I always think of my audience as other poets – poetry in that sense is a very democratic medium. Poets function much more socially than do novelists, which is why groups form from time to time, and the social relationships between poets – even middle-aged white guys like me – tend much more to the camaraderie one might associate in music, say, with the early days of the rap scene, people hanging out, showing each other their moves, their latest samples. I am often reminded of the troubadour poets of Provencal, writers who had two separate oeuvres, one for the masses and another – they called it trobar clus – for their friends & colleagues. The evolution of literary genres – the book itself as a social institution, the rise (and later demise) of the novel, the role of cinema in becoming the “mass” form for narrativity in society – these have pretty much eliminated the need for poetry’s work as a medium for the masses, and poetry has responded by having its trobar clus expand into a rich, multi-faceted literature.

 

Think about it: as Naropa poet Anselm Hollo has noted, in the 1950s a young writer – as he was then – could buy every book of poetry published in America by large press or small in a good London bookstore. That’s literally because there were so few books, so few publishers, so few poets. Today, my weblog alone lists the blogs of some 400 other poets and the vast majority of poets have yet to begin blogging. I’m not suggesting that everybody on that list is Shakespeare, or Anselm Hollo for that matter. But that is a huge transformation that hardly anybody has begun to account for as yet. What poetry means socially in America is becoming something very different from what the trade presses could ever hope to represent. Or bookstores. With less than a dozen exceptions nationally (Woodland Pattern in Milwaukee, City Lights in San Francisco, Open Books in Seattle, etc.), bookstores have become almost completely irrelevant to poetry. Why? Because they don’t stock chapbooks, which means that the vast majority of volumes of poetry are just never going to be found there, good, bad, or indifferent.

 

Yet poetry is thriving in America, moreso now than ever before. Not only is more poetry being written, but more good poetry is being written than at any time in the nation’s history. What is also happening tho is that the economic equation is shifting. The poet with an audience of thousands is being replaced by many poets with audiences of hundreds.
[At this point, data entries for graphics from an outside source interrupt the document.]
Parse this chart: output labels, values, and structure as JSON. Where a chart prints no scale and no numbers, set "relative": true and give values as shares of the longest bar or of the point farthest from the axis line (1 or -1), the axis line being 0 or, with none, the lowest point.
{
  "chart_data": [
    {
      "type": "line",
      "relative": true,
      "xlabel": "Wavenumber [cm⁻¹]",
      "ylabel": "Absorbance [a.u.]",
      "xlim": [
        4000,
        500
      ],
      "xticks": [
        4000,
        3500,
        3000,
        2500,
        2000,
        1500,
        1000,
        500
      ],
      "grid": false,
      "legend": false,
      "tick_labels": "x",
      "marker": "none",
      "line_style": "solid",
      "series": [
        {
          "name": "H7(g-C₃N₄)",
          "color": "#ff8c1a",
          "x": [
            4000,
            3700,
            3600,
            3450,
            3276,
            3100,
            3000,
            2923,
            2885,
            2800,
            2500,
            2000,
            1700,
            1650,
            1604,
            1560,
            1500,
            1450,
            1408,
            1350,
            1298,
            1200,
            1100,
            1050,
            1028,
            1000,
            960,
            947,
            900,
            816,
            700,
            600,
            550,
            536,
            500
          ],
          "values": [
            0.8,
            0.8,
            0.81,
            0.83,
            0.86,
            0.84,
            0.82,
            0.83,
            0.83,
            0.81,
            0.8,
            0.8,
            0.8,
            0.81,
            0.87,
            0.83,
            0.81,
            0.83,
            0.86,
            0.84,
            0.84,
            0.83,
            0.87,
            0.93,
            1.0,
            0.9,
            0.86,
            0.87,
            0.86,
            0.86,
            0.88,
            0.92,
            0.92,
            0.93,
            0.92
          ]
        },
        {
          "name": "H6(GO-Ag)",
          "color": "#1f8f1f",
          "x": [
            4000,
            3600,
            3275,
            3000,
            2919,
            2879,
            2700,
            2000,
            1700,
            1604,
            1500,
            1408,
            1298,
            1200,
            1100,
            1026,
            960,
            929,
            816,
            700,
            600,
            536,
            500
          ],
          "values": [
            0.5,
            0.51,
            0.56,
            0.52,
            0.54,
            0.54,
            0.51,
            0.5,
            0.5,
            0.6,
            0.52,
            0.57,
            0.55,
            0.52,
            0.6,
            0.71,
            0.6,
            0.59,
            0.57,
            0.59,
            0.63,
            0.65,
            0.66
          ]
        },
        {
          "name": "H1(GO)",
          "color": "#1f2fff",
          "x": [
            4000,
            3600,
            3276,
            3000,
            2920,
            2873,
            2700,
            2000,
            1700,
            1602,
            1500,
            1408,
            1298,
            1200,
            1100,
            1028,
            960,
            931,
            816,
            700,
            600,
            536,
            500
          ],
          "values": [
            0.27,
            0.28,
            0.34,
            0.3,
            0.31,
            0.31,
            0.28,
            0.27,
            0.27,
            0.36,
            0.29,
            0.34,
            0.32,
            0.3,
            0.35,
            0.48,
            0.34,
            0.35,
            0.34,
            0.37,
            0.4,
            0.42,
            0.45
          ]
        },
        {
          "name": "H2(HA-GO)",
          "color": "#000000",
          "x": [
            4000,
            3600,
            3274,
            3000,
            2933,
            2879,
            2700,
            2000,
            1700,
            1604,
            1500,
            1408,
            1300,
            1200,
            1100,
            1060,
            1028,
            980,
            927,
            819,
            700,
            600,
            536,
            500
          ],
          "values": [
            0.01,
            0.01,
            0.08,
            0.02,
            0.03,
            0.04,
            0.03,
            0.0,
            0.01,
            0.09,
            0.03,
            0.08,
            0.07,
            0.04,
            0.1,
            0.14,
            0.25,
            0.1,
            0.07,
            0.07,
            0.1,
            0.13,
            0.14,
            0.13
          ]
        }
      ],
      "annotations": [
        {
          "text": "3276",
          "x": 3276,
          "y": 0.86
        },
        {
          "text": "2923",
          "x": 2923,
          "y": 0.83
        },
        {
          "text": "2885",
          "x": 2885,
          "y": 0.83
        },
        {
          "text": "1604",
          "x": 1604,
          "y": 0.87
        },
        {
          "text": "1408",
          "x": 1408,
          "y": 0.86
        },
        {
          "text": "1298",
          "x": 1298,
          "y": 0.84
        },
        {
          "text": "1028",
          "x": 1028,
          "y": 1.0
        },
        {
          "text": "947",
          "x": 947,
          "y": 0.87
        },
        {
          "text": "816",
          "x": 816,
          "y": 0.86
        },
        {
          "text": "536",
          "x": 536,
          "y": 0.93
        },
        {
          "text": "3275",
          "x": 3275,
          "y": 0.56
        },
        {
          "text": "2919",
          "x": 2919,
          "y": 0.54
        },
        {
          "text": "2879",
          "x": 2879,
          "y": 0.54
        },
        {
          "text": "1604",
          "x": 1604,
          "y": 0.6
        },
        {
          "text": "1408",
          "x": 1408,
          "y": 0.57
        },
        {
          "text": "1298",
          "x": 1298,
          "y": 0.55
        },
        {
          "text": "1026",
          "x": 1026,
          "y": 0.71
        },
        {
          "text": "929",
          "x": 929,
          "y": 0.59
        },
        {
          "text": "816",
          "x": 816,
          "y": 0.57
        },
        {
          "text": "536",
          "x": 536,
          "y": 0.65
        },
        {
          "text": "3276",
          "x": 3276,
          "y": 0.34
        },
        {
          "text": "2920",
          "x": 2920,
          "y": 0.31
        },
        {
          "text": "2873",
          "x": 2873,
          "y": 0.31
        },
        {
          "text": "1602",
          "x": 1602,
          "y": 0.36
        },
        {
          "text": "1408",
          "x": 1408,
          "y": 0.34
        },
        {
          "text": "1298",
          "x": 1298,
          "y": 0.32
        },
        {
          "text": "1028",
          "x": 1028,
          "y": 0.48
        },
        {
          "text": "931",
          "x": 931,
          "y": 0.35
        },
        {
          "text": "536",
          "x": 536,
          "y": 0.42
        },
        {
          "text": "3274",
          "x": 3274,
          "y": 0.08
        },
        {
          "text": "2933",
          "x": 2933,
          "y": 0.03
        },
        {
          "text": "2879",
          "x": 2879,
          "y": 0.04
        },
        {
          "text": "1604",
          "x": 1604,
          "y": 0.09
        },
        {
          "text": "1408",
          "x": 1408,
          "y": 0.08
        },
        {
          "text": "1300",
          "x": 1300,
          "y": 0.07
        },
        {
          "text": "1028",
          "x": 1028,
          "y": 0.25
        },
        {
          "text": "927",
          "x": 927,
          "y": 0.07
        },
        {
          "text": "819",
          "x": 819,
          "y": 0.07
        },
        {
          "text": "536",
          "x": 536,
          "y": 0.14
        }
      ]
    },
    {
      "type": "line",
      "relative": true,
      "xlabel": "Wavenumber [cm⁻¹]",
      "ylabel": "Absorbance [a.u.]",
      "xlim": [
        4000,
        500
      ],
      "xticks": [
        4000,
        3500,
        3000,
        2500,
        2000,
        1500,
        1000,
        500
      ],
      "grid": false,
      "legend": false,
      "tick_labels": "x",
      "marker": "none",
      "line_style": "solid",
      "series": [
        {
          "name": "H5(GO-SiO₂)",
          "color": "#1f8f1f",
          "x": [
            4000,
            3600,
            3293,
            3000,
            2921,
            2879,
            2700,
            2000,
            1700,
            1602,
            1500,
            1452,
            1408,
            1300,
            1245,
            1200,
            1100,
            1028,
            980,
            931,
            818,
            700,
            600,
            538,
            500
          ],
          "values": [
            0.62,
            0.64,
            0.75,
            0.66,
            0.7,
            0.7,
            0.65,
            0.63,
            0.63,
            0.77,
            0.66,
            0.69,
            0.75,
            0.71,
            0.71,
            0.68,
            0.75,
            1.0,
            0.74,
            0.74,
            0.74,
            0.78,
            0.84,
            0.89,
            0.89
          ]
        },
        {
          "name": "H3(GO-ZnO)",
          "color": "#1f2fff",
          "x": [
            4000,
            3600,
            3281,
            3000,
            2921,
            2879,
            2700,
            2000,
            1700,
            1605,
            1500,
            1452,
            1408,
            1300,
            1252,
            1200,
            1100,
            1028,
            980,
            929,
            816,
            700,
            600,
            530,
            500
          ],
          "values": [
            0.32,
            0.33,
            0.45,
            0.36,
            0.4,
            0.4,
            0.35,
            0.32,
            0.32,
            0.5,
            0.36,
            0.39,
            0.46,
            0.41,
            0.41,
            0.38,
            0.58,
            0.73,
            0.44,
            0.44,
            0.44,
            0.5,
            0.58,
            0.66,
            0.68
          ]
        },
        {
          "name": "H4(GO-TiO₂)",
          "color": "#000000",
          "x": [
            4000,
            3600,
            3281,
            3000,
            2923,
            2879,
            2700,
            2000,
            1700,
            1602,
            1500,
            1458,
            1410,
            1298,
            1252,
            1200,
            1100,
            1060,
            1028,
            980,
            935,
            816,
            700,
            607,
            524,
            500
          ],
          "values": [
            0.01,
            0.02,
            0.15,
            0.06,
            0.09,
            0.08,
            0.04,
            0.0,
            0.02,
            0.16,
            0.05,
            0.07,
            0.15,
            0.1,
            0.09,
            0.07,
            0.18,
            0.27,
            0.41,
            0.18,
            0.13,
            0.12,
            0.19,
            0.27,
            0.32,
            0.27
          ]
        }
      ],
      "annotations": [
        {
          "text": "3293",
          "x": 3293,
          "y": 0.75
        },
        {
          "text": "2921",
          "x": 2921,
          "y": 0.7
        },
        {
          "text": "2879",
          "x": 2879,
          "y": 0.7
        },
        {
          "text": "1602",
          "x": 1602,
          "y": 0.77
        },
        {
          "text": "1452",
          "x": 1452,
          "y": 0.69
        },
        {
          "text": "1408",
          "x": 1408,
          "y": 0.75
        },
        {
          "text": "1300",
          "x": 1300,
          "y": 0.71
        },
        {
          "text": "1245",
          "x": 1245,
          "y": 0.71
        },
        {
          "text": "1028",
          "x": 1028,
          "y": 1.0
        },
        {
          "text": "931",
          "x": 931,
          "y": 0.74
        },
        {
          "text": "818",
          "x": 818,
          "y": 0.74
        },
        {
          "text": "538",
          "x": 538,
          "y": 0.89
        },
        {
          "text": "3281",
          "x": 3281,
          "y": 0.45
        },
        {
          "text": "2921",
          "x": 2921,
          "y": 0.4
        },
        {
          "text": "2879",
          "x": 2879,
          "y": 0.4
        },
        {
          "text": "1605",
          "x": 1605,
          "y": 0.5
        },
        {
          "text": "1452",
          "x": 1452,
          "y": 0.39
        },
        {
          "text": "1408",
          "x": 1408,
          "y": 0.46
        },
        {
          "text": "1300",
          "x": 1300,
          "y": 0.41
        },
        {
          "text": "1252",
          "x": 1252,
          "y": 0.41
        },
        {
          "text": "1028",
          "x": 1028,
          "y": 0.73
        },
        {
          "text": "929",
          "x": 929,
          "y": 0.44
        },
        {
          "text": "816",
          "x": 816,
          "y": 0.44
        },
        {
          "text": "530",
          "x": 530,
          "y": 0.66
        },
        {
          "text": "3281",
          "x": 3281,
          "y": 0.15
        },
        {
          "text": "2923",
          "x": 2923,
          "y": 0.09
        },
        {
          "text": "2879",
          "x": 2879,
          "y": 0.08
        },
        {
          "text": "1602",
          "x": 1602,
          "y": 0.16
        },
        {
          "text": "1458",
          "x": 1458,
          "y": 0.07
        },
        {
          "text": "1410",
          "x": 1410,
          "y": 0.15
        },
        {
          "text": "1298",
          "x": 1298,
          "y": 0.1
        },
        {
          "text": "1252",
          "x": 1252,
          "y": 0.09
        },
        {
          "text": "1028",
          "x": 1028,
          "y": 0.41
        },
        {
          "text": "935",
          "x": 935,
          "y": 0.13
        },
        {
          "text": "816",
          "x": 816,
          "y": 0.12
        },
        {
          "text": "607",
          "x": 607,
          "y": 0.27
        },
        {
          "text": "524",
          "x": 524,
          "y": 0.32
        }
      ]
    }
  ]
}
The web is a perfect way for those writers & readers to connect up if – and this is the big if – they can hear about one another. So blogs are a perfect means of connecting all these poets & readers together, seeing to it that this new condition of poetry in America doesn’t devolve into a hundred little local scenes, each isolated from the other. In this sense, the weblog doesn’t replace anything. What it does is give the world of poetry a commons, which is what connects all these other elements together.